What people don’t understand is that this would create massive unbalance in the ecosystem. We’ve killed off a lot of the predators in all of our ecosystems, like wolves, and replaced them with ourselves.
For example, if Americans stopped hunting deer, the deer population would spiral out of control and cause massive ecological devastation. Already, the lack of predators for deer has significantly decreased the biodiversity in many of their habitats, such as Pennsyvlania. If we were to stop hunting them, many species that rely on the same food as deer would probably go extinct, like songbirds. They can’t live in an overbrowsed forest because they need nesting to survive. This is why the Audubon Society allows deer hunting on its lands. Places like Colorado’s Rocky Mountain National Park, who forbid hunting, have no idea how to control their ungulate populations, like elk. They are having significant problems maintaining the ecosystem there. Not to mention that if we stopped hunting ungulates like deer, the amount of deer collisions on the road would skyrocket.
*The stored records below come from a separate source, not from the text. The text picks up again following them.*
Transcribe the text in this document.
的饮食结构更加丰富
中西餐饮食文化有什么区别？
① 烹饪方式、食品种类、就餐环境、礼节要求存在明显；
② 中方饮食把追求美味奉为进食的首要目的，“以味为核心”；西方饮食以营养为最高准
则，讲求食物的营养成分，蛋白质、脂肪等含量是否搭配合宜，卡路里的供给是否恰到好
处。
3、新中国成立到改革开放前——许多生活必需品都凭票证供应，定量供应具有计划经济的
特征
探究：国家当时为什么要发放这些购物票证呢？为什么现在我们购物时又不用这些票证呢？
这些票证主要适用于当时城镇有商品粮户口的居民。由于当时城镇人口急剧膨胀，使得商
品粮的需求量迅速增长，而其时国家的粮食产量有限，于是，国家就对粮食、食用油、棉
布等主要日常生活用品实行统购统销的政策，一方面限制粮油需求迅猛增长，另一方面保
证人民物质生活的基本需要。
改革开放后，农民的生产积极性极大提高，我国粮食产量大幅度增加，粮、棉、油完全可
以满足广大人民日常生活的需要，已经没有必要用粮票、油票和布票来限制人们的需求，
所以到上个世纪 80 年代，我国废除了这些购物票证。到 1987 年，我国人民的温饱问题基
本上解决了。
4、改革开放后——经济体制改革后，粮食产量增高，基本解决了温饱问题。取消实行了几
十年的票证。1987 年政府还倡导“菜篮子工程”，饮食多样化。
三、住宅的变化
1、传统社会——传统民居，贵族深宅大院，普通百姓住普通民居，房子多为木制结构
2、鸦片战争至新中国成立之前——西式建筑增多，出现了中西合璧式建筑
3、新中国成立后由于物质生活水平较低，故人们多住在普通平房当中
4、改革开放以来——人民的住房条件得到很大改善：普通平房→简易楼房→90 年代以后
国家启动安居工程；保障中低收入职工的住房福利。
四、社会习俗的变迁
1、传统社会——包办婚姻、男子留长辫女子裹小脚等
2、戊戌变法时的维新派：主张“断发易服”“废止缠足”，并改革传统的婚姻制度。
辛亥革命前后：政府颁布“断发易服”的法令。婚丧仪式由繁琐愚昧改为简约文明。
That’s just ONE example; there are hundreds, if not thousands, of other types of ecosystems that would be wrecked if humans suddenly stopped interfering.
Hunters are actually the largest group contributors to conservation, and many programs that originate from hunters really help save the environment, such as Lousiana’s Marsh-to-Markets program.
Also, domestic animals are actually an important part of keeping ground fertile. Their dung restores nitrogen to the soil, among other things. That’s why grazing animals are an important part of keeping farms fertile by natural cyclical shifting of crops of different types and grazing animals. If grazing animals became less profitable, farmers would stop raising them and increasinly rely on toxic pesticides and fertilizers.
I’m not trying to rain on everyone’s parade, but it’s very important to think about how everything relates together. Ecosystems are complex, and a massive shift like that would have massive consequences – some of them good, some of them bad.